I ate Michael Phelps's Olympic breakfast so you don't have to

Katie Underwood said she could win a medal if eating breakfast were a sport. So we served her Phelps's impossibly large morning meal.

I ate a lot of food on the Internet yesterday. It all started last week when, at the apex of our office’s Olympic fever, I explained that I, too, could count myself among the Games’ many female victors if eating breakfast was a sport. (I believe my exact boast went a little something like this.) My coworkers, naturally, were skeptical.

What better way to prove my digestive capacity than to eat Michael Phelps’s Olympic breakfast? The impossibly huge morning spread was part of his famed meal plan, which left many thoroughly grossed out when it was revealed back in 2008.

And so yesterday afternoon, I found myself sitting at a table loaded with three thick pieces of French toast, three very large chocolate-chip pancakes, a deep bowl of Cream of Wheat, three fried-egg sandwiches (topped with marble cheese, lettuce, tomatoes, fried onions and mayo), one five-egg omelette (split in two, for ease of plating), two cups of coffee and a glass of water.

Related: A recipe for seriously good maple-bacon French toast

I tackled the spread, bite by bite, on Facebook Live. The weirdness of eating in front of thousands is an experience that, I’ve learned, you can never quite prepare yourself for. (Think The Truman Show meets hot dog–eating contest meets those dreams where you’re public-speaking in the nude.) In any case, I’d call it a personal best: I finished about half of Phelps’s brekkie in 90-ish minutes, which is no small feat considering I weigh less than half as much as him.

Viewers buoyed my spirits throughout with words of encouragement, like “I believe you can fly,” “YEAH GIRL YOU GOT THIS” and “Less talking, more eating.” One even offered to bring me bacon. They also had questions, like “Can I have your leftovers?” and “How can anyone eat that much bread?” I’m so glad you asked! Below, a play-by-play of my hopes, fears, eating strategies and bodily grievances as I swam through a sea of brunch.


Somewhere in the midst of my experiment.

0:29 Our kitchen team really pulled out all the stops making this meal. I wouldn’t eat Cream of Wheat made by just anyone.

3:01 “I’m almost done this toast!” (I’m not.)

6:53 I’m finished my first plate of French toast and then make my first mistake: following it with a cup of coffee. Liquids were a bad choice so early in the meal, a sentiment echoed by my suddenly critical viewers, who are already goading me to eat faster.

7:38 I flatly admit that I have no eating strategy. I adopt one later on. It is “never sandwiches.”

8:34 I refuse to shy away from very large, unattractive bites. It helped the cause. I regret nothing.

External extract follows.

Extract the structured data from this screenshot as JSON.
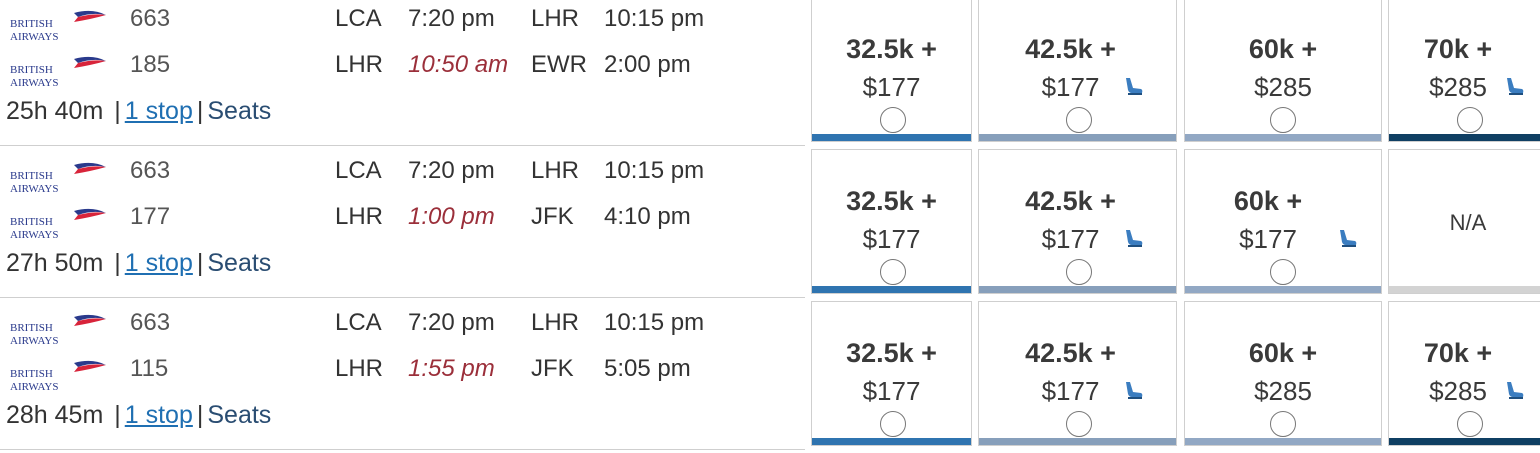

17:12 A well-meaning colleague gives me a back rub to assist with digestion. It helps.

Dominique gives me a helpful back rub.

Dominique gives me a helpful back rub.

23:23 I take inventory of what I’ve eaten to bolster my motivation. So far: A slice of French toast, coffee, most of an omelette, half a pancake, a bite of Cream of Wheat and one small jug of maple syrup.

23:46 “How long have I been here?” This is where the wheels start to fall off.

24:00 Cheering from onlookers provokes my anxiety. Where possible, do not eat in front of supportive friends. (Only unsupportive ones.)

30:11 A little fruit — which my coworker, Dominique, rightly called a “palate cleanser” — would’ve been nice. Phelps has integrated more of it into his current diet, along with lean meats and whole grains.

35:10 Breathe as much as possible. Never stop breathing.

51:24 My editor, Lianne, suggests stacking the pancakes and French toast to cut down on the number of plates before me. A good suggestions, but full is a state of mind, and I fear that the height will throw me off.

58:27 “Clear eyes, full stomachs, can’t lose” is a an encouraging mantra — in competitive eating, and life.

Nearing the end.

Nearing the end.

1:02:46 A well-meaning colleague offers me a neck massage to assist with digestion. It does not help.

1:09:49 In every binge-eating contest, a little sweat must fall. This is the mark of a true champion. (Would also recommend air conditioning and not eating under white-hot lights.)

1:16:09 “I’m really happy.” I am. And full.

1:25:24 I start to feel very warm, which seems oddly like foreshadowing when, 30 seconds later, the live feed dies. This seems like a logical point to stop eating — after all, I’ve finished two omelettes, two French toasts, a pancake and, regrettably, plenty of liquid. I need a nap, and tomorrow, I will sleep through breakfast.